This solution was designed to provide a reproducible, easy to deploy environment to integrate Hail with AWS EMR. Where possible, AWS native tools have been used.
To integrate Hail and EMR, we leverage Packer from Hashicorp alongside AWS CodeBuild to create a custom AMI pre-packaged with Hail, and optionally containing the Variant Effect Predictor (VEP). Then, an EMR cluster is launched using this custom AMI.
Users access Jupyter via a SageMaker notebook hosted in AWS, and pass commands to Hail from the notebook via Apache Livy.
This repository contains CloudFormation templates, scripts, and sample notebooks which will enable you to deploy this solution in your own AWS account. Certain parts of this repository assume a working knowledge of: AWS, CloudFormation, S3, EMR, Hail, Jupyter, SageMaker, EC2, Packer, and shell scripting.
The repository is organized into several directories:
- cloudformation - Contains the templates used to deploy resources in AWS
- packer - Documentation and example configuration of Packer (used in the AMI build process)
- jupyter - Sample Jupyter Notebook for SageMaker deployment
This ReadMe will walk through deployment steps, and highlight potential pitfalls.
Note: This process will create S3 buckets, IAM resources, AMI build resources, a SageMaker notebook, and an EMR cluster. These resources may not be covered by the AWS Free Tier, and may generate significant cost. For up to date information, refer to the AWS Pricing page.
You will require elevated IAM privileges in AWS, ideally AdministratorAccess, to complete this process.

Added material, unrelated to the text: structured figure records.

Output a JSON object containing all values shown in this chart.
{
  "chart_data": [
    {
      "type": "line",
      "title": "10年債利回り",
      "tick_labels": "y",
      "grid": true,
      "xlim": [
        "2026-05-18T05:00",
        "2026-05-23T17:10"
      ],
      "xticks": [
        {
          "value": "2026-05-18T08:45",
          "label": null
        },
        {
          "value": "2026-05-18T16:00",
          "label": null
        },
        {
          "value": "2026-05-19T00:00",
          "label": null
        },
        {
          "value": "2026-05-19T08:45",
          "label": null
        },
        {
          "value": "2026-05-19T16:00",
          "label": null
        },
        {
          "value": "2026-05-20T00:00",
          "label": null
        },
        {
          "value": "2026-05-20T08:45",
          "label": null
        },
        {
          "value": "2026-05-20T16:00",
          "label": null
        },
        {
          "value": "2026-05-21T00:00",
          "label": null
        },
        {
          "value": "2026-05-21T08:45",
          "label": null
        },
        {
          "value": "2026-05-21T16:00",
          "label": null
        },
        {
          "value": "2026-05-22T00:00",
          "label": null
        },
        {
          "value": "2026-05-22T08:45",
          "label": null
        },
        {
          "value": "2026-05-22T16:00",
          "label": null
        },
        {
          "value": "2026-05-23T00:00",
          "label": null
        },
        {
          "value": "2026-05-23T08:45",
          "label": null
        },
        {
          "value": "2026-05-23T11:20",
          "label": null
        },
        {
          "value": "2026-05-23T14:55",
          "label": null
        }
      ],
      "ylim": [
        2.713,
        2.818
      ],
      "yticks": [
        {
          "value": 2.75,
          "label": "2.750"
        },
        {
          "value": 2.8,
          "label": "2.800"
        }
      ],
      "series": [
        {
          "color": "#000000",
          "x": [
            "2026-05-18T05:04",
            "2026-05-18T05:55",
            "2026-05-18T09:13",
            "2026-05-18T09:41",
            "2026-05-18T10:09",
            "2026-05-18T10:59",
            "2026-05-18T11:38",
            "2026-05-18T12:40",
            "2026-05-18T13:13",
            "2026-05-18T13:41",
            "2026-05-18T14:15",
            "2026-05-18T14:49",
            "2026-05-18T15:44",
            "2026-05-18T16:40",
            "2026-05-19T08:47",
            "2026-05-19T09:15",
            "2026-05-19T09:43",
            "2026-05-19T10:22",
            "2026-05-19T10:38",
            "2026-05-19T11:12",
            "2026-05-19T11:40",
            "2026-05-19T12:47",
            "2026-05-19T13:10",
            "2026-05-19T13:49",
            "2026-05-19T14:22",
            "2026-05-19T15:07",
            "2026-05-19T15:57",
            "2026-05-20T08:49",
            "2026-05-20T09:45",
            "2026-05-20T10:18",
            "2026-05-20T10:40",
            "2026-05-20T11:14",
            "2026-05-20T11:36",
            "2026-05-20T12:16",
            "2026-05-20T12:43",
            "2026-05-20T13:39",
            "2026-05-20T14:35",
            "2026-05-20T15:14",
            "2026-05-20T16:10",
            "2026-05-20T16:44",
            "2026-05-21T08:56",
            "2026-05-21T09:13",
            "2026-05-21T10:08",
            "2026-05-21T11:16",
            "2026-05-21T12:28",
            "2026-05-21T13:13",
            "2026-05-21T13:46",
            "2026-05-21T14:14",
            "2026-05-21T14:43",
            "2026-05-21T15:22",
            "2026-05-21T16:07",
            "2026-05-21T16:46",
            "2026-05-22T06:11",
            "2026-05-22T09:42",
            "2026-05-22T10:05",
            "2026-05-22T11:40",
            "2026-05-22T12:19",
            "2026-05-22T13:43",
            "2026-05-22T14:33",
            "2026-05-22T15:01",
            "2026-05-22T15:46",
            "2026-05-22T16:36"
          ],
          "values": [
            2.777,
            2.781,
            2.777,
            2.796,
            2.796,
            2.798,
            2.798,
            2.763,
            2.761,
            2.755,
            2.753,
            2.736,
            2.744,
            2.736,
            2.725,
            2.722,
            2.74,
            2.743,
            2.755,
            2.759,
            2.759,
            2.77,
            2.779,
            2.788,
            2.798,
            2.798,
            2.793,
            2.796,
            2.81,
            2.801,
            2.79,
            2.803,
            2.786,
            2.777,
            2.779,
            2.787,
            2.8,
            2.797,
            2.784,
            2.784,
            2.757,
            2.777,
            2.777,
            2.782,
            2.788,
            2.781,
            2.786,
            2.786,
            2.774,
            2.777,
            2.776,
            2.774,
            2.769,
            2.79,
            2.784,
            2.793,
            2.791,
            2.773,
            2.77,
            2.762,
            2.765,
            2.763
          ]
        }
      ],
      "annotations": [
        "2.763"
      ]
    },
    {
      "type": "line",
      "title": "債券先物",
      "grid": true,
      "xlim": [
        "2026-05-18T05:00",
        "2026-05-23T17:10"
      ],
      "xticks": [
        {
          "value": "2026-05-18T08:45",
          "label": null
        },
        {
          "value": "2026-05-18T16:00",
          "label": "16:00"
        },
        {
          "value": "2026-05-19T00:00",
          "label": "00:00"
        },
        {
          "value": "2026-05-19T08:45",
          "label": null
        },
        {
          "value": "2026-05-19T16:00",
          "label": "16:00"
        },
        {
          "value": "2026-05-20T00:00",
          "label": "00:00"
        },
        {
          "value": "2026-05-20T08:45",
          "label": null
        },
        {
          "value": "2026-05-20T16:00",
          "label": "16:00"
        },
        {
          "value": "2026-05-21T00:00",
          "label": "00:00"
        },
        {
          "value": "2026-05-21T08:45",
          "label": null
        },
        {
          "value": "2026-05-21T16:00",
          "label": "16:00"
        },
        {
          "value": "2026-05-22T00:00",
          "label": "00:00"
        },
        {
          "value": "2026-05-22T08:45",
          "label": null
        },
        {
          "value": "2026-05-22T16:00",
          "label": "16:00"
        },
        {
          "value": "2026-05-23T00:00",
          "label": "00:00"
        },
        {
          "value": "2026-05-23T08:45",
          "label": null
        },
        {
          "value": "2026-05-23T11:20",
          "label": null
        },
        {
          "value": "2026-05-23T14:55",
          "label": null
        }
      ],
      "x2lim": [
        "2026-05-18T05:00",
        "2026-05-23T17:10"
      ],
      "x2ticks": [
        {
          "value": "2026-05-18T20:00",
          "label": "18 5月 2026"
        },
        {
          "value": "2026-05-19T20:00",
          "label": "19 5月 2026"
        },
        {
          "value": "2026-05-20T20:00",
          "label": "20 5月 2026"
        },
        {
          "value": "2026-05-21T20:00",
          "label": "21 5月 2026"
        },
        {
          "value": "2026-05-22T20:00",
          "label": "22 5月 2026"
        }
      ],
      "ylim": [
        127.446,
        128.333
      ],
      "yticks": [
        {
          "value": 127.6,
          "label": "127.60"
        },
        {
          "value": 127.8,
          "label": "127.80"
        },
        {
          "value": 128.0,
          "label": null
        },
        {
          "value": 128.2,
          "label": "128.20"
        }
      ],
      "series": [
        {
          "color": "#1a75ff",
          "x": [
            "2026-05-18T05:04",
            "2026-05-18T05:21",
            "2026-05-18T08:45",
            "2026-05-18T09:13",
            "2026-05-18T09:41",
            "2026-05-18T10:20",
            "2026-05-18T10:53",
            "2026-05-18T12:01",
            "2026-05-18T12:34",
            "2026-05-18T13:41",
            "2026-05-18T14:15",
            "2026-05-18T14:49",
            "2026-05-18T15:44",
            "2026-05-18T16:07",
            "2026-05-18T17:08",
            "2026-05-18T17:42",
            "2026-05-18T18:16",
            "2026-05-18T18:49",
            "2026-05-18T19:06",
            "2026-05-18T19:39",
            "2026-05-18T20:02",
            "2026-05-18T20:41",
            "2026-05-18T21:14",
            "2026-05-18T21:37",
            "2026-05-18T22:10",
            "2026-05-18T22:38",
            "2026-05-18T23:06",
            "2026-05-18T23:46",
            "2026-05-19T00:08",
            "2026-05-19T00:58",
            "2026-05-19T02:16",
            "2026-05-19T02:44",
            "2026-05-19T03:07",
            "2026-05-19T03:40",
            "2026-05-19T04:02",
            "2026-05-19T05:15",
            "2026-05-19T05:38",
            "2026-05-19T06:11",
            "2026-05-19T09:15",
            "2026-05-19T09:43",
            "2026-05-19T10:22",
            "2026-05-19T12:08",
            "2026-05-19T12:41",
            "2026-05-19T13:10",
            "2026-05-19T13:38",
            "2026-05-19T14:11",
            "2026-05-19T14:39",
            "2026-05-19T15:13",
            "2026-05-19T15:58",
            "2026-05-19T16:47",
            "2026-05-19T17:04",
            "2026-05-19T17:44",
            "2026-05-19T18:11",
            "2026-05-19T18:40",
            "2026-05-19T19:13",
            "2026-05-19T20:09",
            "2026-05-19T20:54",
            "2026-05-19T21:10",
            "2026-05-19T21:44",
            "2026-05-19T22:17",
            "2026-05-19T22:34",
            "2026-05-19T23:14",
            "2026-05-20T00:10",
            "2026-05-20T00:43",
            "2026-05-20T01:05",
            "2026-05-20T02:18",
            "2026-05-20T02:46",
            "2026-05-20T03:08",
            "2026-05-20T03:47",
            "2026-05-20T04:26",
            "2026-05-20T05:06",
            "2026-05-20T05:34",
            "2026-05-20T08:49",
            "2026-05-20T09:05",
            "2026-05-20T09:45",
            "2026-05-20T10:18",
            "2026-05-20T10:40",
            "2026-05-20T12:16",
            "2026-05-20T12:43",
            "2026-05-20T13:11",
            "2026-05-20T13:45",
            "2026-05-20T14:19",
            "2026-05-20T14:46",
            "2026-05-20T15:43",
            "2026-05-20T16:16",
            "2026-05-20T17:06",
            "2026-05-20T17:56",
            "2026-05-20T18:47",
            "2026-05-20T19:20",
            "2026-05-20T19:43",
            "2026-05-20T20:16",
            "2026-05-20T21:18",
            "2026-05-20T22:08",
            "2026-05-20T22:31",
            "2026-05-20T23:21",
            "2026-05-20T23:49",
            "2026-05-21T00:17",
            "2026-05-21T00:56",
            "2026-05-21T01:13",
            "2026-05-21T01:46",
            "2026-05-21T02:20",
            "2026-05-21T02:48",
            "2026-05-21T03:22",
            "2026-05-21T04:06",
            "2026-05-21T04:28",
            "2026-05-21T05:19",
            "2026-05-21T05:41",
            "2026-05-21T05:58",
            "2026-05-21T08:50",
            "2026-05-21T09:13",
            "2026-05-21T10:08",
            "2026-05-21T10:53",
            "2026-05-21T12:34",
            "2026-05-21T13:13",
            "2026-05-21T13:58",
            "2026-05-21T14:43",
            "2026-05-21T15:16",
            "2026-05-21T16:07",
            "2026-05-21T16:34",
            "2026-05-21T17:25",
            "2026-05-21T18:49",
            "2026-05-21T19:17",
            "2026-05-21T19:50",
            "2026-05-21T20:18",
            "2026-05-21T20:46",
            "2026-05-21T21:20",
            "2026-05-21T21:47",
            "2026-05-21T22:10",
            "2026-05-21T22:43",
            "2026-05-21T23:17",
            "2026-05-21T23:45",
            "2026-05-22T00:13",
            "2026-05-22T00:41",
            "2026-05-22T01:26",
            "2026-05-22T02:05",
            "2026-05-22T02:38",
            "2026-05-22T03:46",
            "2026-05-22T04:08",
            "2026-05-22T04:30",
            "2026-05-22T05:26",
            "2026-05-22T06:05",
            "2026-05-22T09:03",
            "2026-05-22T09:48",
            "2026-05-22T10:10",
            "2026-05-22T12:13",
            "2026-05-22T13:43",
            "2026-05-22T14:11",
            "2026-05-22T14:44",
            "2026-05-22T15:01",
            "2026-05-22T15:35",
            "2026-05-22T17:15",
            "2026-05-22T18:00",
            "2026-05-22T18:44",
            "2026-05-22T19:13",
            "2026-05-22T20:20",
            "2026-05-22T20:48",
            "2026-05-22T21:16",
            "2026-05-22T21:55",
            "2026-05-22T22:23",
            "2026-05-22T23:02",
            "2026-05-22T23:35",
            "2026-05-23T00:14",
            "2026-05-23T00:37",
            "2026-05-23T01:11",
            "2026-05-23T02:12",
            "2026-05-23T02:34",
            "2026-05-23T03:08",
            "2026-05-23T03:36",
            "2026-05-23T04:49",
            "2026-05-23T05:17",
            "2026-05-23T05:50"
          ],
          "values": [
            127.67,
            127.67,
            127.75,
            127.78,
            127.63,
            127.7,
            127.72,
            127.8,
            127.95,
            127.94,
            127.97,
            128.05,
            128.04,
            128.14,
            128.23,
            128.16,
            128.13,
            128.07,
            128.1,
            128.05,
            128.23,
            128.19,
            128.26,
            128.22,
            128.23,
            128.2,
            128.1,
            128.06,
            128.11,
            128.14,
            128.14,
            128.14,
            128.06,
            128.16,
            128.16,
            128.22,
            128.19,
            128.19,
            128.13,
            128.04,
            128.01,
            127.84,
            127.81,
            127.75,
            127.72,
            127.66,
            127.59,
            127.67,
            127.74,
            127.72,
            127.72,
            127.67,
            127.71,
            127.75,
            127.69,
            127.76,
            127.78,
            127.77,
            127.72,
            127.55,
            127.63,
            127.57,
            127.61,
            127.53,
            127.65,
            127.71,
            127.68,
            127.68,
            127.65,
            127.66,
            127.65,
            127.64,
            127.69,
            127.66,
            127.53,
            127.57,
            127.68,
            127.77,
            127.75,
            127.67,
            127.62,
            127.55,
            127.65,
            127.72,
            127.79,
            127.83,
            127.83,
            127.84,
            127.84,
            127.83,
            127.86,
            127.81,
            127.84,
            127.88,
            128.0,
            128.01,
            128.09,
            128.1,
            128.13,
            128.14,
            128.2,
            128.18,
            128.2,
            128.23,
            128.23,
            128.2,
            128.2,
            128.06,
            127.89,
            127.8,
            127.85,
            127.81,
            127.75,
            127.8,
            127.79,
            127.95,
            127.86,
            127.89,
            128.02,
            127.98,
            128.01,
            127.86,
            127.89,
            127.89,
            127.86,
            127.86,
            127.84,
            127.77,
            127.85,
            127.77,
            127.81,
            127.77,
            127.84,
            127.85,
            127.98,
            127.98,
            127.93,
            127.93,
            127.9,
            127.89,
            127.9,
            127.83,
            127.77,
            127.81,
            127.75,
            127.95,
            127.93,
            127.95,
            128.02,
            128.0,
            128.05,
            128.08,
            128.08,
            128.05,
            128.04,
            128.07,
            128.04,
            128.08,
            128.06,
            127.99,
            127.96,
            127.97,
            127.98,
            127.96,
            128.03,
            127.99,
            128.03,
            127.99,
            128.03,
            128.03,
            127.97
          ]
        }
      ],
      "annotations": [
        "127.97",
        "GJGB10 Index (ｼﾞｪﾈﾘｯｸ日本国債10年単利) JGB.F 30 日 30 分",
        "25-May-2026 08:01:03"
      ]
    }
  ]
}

To deploy Hail on EMR, follow these steps:
-
Log into your AWS account, and access the CloudFormation console
-
Deploy the hail-s3.yml template to create S3 resources, ensuring you use unique names for the S3 buckets
-
Once the
hail-s3
stack deployment completes, deploy the hail-jupyter.yml template to create the SageMaker notebook instance -
At this point you have created S3 buckets, and now have a SageMaker notebook instance you can log into. You may repeat Step 3 as needed for multiple users. For more details, see the hail-jupyter section below
-
Once the
hail-jupyter
stack deployment completes, deploy the hail-ami.yml template to create the custom AMI build process using CodeBuild and Packer (note that this step is optional if you intend to use the public AMIs listed below) -
If you do not intend to use the public AMIs, follow the expanded documentation to create your Hail AMIs
-
Once the AMI build is complete (or you have selected your public AMI), deploy the hail-emr.yml template to create the EMR cluster using a custom Hail AMI. Note that you must deploy the EMR cluster in the same subnet that you deployed the SageMaker notebook in step 4, otherwise you may run into routing issues
-
After the
hail-emr
stack deployment completes, you may log into the Jupyter notebook and access the Hail cluster
Note that following these steps in order is crucial, as resources created by one stack may be used as parameter entries to later stacks. For detailed information about individual templates (including troubleshooting), see the following section.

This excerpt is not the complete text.